Al principio de este post mencioné todos los “aditivos” que contienen los alimentos naturales y envasados. El comentario es porque, además de consumir en exceso químicos en nuestros alimentos que sabemos están contenidos en todos los productos envasados, además, la industria emplea todos estos alimentos en los alimentos procesados sin comentarte, porque funcionan como conservadores, me explico.

– Los cereales son espesantes como sabemos por el gluten y almidón que contienen, te sorprenderías en cuantos productos no se usa, es decir, al ser económico se emplea en muchos productos para aumentar volumen.
– El pescado, la leche, las semillas, mostaza, altramuces y moluscos también se emplean como espesantes.
– El anhídrido sulfuroso o sulfitos se emplean en la elaboración de vinos y embutidos.
– El apio se utiliza en el caldillo de tomate y caldo de pollo.
– También puedes llevarte sorpresas, por ejemplo, las empresas rentan sus máquinas mezcladoras y si la empresa original produce leche en polvo y se renta para frutos secos, ¡sorpresa! Tendrás restos de leche en tu bolsa de cacahuates o nueces.

Si quieres leer más sobre alérgenos alimentarios, sólo da click aquí

¿Los alérgenos alimentarios que se emplean en alimentos procesados se pierden durante la elaboración del producto final?

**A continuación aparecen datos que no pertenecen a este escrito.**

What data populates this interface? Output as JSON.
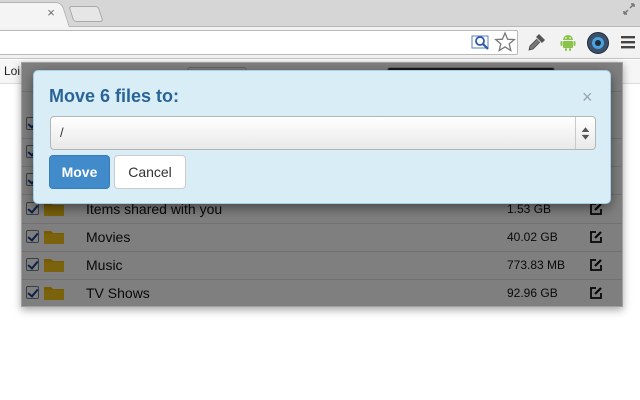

No siempre, veamos el ejemplo del apio, se emplea en la elaboración del caldo de pollo y para la elaboración de este último debes hervir por 4 horas: cebolla, ajo, huesos de pollo, apio y zanahorias, las cuales después de este tiempo se colarán los residuos de fibra, sin embargo, se ha encontrado que la variedad de apio que se produce en Europa a pesar de este proceso de elaboración no se elimina el alérgeno que contiene.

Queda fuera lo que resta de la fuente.